Penn Medicine Deploys K Health AI Agents Across Virtual Care Network

Penn Medicine will deploy K Health's AI clinical agents across its virtual urgent care program, with expansion planned for primary care and specialties.
Penn Medicine will deploy a suite of artificial intelligence clinical agents from K Health across its clinical operations under a new multi-year collaboration, starting with the health system's virtual urgent care service and later expanding into primary care and specialty clinics.
The initiative will launch within Penn Medicine OnDemand, the health system's virtual urgent care program, according to a May 27 announcement from K Health and Penn Medicine.
The deployment includes patient-facing and clinician-facing AI agents integrated into Penn Medicine's existing digital front door and electronic health record (EHR) systems. The organizations said the technology is designed to support patient intake, gather information before appointments, and prepare draft clinical documentation for clinician review.
Mitchell Schnall, Senior Vice President for Data and Technology Solutions at Penn Medicine, said the health system views artificial intelligence as "a clinical opportunity for the goal of improving patient care."
"This work will allow us to continue to test how AI can best be used across the spectrum of care," Schnall said.
The organizations said they also plan to conduct peer-reviewed research examining the use of clinical AI in routine care settings.
Patient Intake and Visit Preparation
According to the announcement, the AI agents will help collect information from patients before visits and generate structured summaries that flow into clinicians' existing workflows.
The initial rollout focuses on virtual urgent care, a setting where patient intake, symptom collection, and triage processes are often highly standardized. Penn Medicine said it plans to expand the technology into in-person primary care and selected specialties, including cardiology and dermatology.

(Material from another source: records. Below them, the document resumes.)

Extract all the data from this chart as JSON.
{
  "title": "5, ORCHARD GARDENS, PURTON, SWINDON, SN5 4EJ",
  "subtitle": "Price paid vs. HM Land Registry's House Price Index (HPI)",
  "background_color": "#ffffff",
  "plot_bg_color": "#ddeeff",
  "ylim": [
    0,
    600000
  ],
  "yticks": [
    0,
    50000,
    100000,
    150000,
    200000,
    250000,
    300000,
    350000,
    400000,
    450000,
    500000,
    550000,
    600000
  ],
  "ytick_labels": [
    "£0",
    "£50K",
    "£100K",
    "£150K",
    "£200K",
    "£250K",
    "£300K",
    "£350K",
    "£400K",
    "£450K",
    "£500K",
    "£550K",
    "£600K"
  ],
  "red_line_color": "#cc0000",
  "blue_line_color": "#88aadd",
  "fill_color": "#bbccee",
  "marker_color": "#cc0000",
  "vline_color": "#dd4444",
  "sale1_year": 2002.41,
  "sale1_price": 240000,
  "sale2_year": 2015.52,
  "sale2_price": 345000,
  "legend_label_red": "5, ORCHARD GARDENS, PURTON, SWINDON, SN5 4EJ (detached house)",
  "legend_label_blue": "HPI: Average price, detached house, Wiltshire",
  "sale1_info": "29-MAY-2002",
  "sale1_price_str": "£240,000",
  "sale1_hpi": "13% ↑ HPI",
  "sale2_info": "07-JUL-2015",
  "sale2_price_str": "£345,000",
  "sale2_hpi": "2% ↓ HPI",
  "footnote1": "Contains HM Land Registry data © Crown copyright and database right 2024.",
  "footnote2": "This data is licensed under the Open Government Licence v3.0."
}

The deployment adds to a growing number of healthcare AI systems moving beyond documentation assistance and into operational workflows. Recent examples include AI tools embedded directly into clinical systems to support patient engagement, intake, and documentation processes.
Penn Medicine has already explored AI-assisted clinical workflows through initiatives such as Chart Hero, a tool developed to help clinicians review and summarize patient records before appointments.
Healthcare providers have also increasingly focused on integrating AI into day-to-day clinical operations rather than limiting deployments to standalone pilots. Similar trends have emerged across hospital systems adopting AI tools inside existing care delivery processes.
K Health Expands Health System Strategy
The Penn Medicine partnership marks another step in K Health's effort to embed its technology within large healthcare organizations.
Ran Shaul, Co-Founder and Chief Product Officer at K Health, said Penn Medicine is making a significant investment in clinical AI infrastructure.
"This isn't another point solution, but the layer that prepares the visit, and connects every patient question to a safe, navigable path inside the system," Shaul said.
The company has increasingly focused on AI systems that assist with patient intake, navigation, and clinical workflow preparation. Patient routing and intake automation have become a major area of investment across healthcare organizations seeking to reduce administrative workloads and improve access to care.
The announcement follows K Health's March launch of PatientGPT with Hartford HealthCare. That tool allows patients to review laboratory results in plain language, ask health-related questions, check potential medication interactions, and schedule appointments while enabling clinicians to review conversation summaries. K Health said the system does not diagnose conditions, prescribe treatments, or operate autonomously.
K Health's broader health system customer base includes organizations such as Mass General Brigham, Northwell Health, Cedars-Sinai, Hackensack Meridian Health, and Hartford HealthCare, according to the company.
Key Takeaways
- Deploy AI clinical agents to enhance patient intake and documentation across virtual care services.
- Expand K Health's AI technology from urgent care to primary care and specialty clinics.
- Integrate AI agents into existing digital systems for seamless clinician workflows.
- Conduct peer-reviewed research to assess AI's impact on routine care settings.
- Leverage AI to improve overall patient care and operational efficiency.